I spun the monitor toward her. “Branlow Industrial. Abandoned factory, caught fire back in ‘08. No real investigation, no rebuilding. Just left to rot. Sound like anyone’s favorite kind of hideout to you?”
Her eyes narrowed as she scanned the screen. “If they’re running a major operation, a place like that makes sense. Old tunnels, no civilian presence. Could be a front.”
“That’s what I’m thinking. And if we’re lucky, it’s not just a front — it’s a production site. Whatever Rico’s cooking up, it could be coming straight from there.”
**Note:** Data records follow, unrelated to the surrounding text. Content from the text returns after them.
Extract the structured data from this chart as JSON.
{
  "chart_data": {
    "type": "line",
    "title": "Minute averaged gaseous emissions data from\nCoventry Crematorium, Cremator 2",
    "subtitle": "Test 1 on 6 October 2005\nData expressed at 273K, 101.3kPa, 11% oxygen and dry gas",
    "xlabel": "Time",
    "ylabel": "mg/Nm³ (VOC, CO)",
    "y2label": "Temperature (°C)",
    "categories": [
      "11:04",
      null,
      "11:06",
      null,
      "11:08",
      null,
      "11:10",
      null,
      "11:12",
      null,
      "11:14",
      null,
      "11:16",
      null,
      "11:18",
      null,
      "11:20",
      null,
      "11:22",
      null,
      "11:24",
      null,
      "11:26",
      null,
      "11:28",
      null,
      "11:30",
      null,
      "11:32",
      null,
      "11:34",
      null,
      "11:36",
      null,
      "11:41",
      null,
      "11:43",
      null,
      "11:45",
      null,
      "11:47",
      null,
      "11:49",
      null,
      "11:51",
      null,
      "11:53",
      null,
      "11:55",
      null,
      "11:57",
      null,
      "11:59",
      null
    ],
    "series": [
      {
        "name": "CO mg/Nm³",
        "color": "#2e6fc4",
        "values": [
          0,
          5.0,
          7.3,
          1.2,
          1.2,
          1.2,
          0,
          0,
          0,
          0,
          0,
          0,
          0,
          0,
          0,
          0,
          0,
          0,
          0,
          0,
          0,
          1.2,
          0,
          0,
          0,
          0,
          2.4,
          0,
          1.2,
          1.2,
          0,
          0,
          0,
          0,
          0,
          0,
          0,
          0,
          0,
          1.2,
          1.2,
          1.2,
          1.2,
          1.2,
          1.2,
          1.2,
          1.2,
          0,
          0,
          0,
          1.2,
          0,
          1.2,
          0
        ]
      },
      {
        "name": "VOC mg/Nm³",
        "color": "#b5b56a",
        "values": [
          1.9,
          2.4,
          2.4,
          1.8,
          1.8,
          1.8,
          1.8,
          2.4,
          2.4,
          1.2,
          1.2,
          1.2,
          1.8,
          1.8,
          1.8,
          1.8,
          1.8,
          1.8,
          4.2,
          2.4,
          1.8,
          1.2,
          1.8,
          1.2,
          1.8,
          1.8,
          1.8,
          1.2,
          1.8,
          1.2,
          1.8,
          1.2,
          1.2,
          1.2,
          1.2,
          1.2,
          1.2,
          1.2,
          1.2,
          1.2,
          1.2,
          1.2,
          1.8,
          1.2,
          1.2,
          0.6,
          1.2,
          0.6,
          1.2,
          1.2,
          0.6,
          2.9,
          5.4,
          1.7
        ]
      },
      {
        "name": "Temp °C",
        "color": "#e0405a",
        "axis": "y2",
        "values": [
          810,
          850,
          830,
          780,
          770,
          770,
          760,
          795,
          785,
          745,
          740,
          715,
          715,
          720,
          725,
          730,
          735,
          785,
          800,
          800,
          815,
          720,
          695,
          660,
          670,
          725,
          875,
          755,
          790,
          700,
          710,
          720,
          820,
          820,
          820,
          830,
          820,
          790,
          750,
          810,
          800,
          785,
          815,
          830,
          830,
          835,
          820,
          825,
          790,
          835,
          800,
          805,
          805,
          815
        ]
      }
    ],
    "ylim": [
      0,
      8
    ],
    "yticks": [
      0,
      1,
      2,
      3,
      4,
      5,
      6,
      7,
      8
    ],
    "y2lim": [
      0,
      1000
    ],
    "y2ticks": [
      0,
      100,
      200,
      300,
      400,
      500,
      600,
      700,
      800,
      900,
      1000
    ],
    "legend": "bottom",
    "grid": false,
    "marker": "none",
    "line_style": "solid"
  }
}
Haley’s jaw tightened. “You sure this is all a bit of a stretch?”
“I wouldn’t call it a smoking gun,” I said with a half-shrug, “but it’s more than we had before.”
That word — smoking — made her freeze. It was subtle, but I caught the way her brows furrowed, her lips parting like something had just clicked.
“Smoke,” she muttered, almost like she was tasting the word. “She said something about it before.”
I straightened. “What?”
“When we were talking. Before the Itunal showed up.” Haley’s fingers tapped restlessly against the desk. “She said something like, ‘No one ever questions the smoke when the fire’s already blamed.’”
My gut twisted. That wasn’t just a throwaway line. Not from Maw.
“She wasn’t just being cryptic,” I said slowly. “She was pointing at something.”
Haley nodded. “We were so focused on her threats about Rico, I didn’t even think about it. But if it’s connected…”
“Then that fire at Branlow might not’ve been an accident,” I finished, a grim edge creeping into my voice. “It was a cover. A way to bury whatever they didn’t want anyone finding.”
I didn’t like where this was going.
And something told me neither would Haley.